When it comes to innovation, it has more or less mastered the process. It has obtained a level of proficiency where innovation is ongoing, fueled by an ideation pipeline, and supported by the leadership team that spins up new operating groups as needed to explore potentially viable ideas, and that then spins them down, without negative repercussions to the team, if it is later determined that they are not sufficient to conquer the target arena(s). There are no failures, just learning experiences that guide, and increase the chances of success of, the next idea.
The book also summarizes a process for managing the ideation and innovation process, which was outlined in more detail in the author’s previous co-authored book on Discovery-Driven Growth, the core competencies required by the leadership team, and what transient advantage means for your, personally, but we’ll leave that to your review of the book.

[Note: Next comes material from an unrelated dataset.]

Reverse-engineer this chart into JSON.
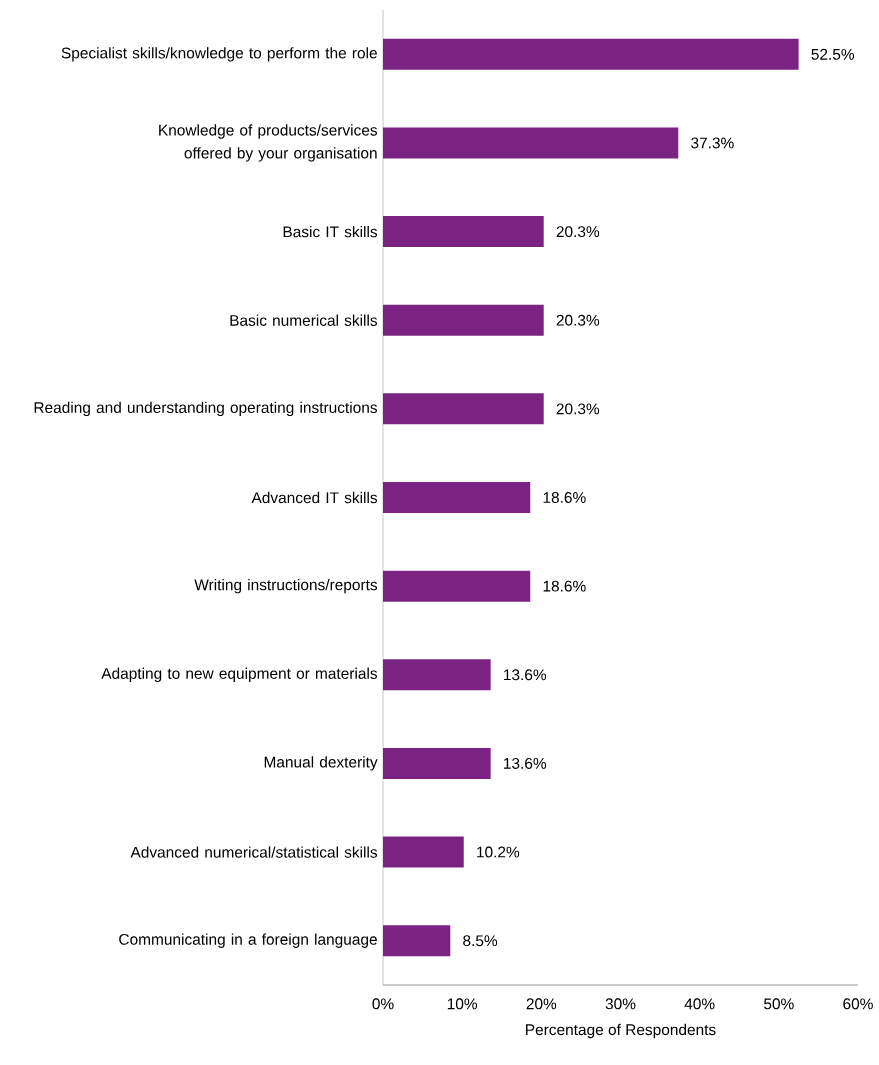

This three-part review concludes with the statement that this book, packed with relevant examples and case studies, not only makes a great case for transitioning away from sustainable advantage strategies when the industry your organization was operating in no longer supports them, but also does a great job in laying out the rules and framework your organization will have to adopt if it wants to ride the waves of temporary advantage that will otherwise wash it out to sea if it’s not prepared. It is well thought out, well written, and a must read for anyone that wants to adapt to the constant change many business have to, and will soon have to, cope with. I recommend this for any business leader that wants to stay on top of her game (because even if she has a sustainable advantage today, it may wither tomorrow) and strongly recommend this for every Supply Management professional because history has shown that supply chain advantages (which depend on labour costs, the price of oil, global market dynamics, etc.) are always temporary.